Libérer le marché de l’art
Le ministère de la Culture devra aussi s’occuper de tous les artistes passés sous silence parce qu’ils déplaisaient. En peinture, ce que l’on appelle l’Ecole de Tunis, école de tableaux jolis et sans histoire, dominait le marché. «C’est normal, elle était aidée par le pouvoir, explique l’historien de l’art Houcine Tlili. Le marché de la peinture était développé par l’Etat. Il y avait une commission d’achat de la peinture, qui n’achetait évidemment que ce qui lui plaisait. On excluait les vrais créateurs, les peintres qui voulaient dire des choses.» Et il était donc compliqué pour les bons artistes tunisiens d’avoir une place sur le marché de l’art international. Les regards commencent aujourd’hui à se tourner vers eux.
«La France s’intéresse à nous», explique le peintre Omar Bey. L’Institut français de coopération, par exemple, sonde les différentes expositions et initiatives qui se mettent en place pour y prendre part. Surtout, Frédéric Mitterrand, ministre de la Culture français en déplacement en Tunisie au début du mois d’avril, a déjà annoncé une aide de 3.000 euros en équipement par librairie tunisienne, l’aide au développement du tourisme culturel, une exposition à Paris en septembre sur la création contemporaine…
«Mais les Etats-Unis et d’autres pays s’intéressent aussi à nous. Et quand le marché s’ouvrira, ce sera aussi un cercle vertueux, estime Omar Bey. L’inconscient va se libérer, et on ira je pense vers des choses plus importantes, plus sérieuses. Quand on sait qu’on est en compétition avec le marché de l’art mondial, on ne travaille pas de la même manière.»

Des remparts face à la menace islamiste

Dans la joie de cette ébullition, une inquiétude, la même qui pèse sur la politique. Et si les islamistes prenaient le pouvoir? Et s’ils faisaient tomber sur la culture un voile noir?
Ils se font déjà entendre. «Ils sont dans une action très violente et ultramédiatisée», souligne l’acteur Moez Mrabet. En mars par exemple, les artistes d’un projet intitulé Artocratie se sont fait agresser alors qu’ils étaient en train de coller des photos géantes en noir et blanc représentant la diversité tunisienne sur la façade de la cellule du Rassemblement constitutionnel démocratique (RCD, parti de Ben Ali) du Kram, près de Tunis. Le motif de l’agression? La religion musulmane interdit, selon les agresseurs, les photos et les représentations. Les affiches ont été arrachées.

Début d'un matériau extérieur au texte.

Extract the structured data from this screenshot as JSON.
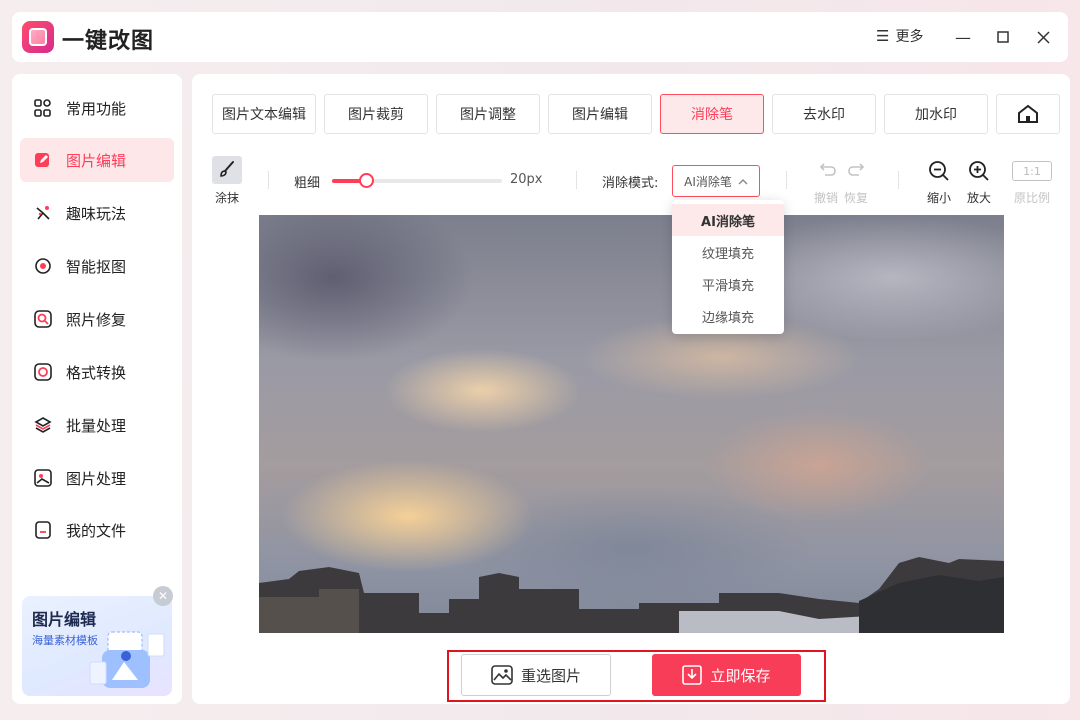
{
  "app": {
    "title": "一键改图",
    "more_label": "更多"
  },
  "sidebar": {
    "items": [
      {
        "label": "常用功能",
        "icon": "grid-icon"
      },
      {
        "label": "图片编辑",
        "icon": "edit-icon",
        "active": true
      },
      {
        "label": "趣味玩法",
        "icon": "sparkle-icon"
      },
      {
        "label": "智能抠图",
        "icon": "target-icon"
      },
      {
        "label": "照片修复",
        "icon": "repair-icon"
      },
      {
        "label": "格式转换",
        "icon": "convert-icon"
      },
      {
        "label": "批量处理",
        "icon": "layers-icon"
      },
      {
        "label": "图片处理",
        "icon": "image-icon"
      },
      {
        "label": "我的文件",
        "icon": "file-icon"
      }
    ],
    "promo": {
      "title": "图片编辑",
      "subtitle": "海量素材模板"
    }
  },
  "tabs": [
    {
      "label": "图片文本编辑"
    },
    {
      "label": "图片裁剪"
    },
    {
      "label": "图片调整"
    },
    {
      "label": "图片编辑"
    },
    {
      "label": "消除笔",
      "active": true
    },
    {
      "label": "去水印"
    },
    {
      "label": "加水印"
    }
  ],
  "toolbar": {
    "smear_label": "涂抹",
    "thickness_label": "粗细",
    "thickness_value": "20px",
    "thickness_level": 0.2,
    "mode_label": "消除模式:",
    "mode_selected": "AI消除笔",
    "mode_options": [
      "AI消除笔",
      "纹理填充",
      "平滑填充",
      "边缘填充"
    ],
    "undo_label": "撤销",
    "redo_label": "恢复",
    "zoom_out_label": "缩小",
    "zoom_in_label": "放大",
    "ratio_badge": "1:1",
    "ratio_label": "原比例"
  },
  "actions": {
    "reselect_label": "重选图片",
    "save_label": "立即保存"
  },
  "colors": {
    "accent": "#ff3d57",
    "save_button": "#f73d58",
    "highlight_frame": "#e0141e"
  }
}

«Ils m’inquiètent, poursuit Mrabet, mais surtout nous n’arrivons pas à cerner leur poids réel: s’ils sont véritablement nuisibles à grande échelle, ou s’ils ne sont qu’une minorité bruyante.» Pour Fadhel Jaibi, «la menace est encore plus grande que celle de la censure»…
Mais face aux islamistes comme dans la reconstruction de la société tunisienne, les artistes veulent jouer le rôle de remparts. «Les artistes sont les gardes-fous, c’est le rôle qu’ils peuvent et doivent jouer, rêve Farès Mabrouk. La censure a pu être un terreau de création, mais l’objectif est encore plus grand et plus beau maintenant.»
«C’est une immense responsabilité, dit Fadhel Jaibi. Nous sommes aux aguets, plus que jamais, de toutes les dérives, de toutes les instrumentalisations, de tous les détournements, et seul l’art, la pensée, la réflexion, l’action culturelle peuvent définir des pistes de communication et de rencontre avec la population, de prise de conscience.»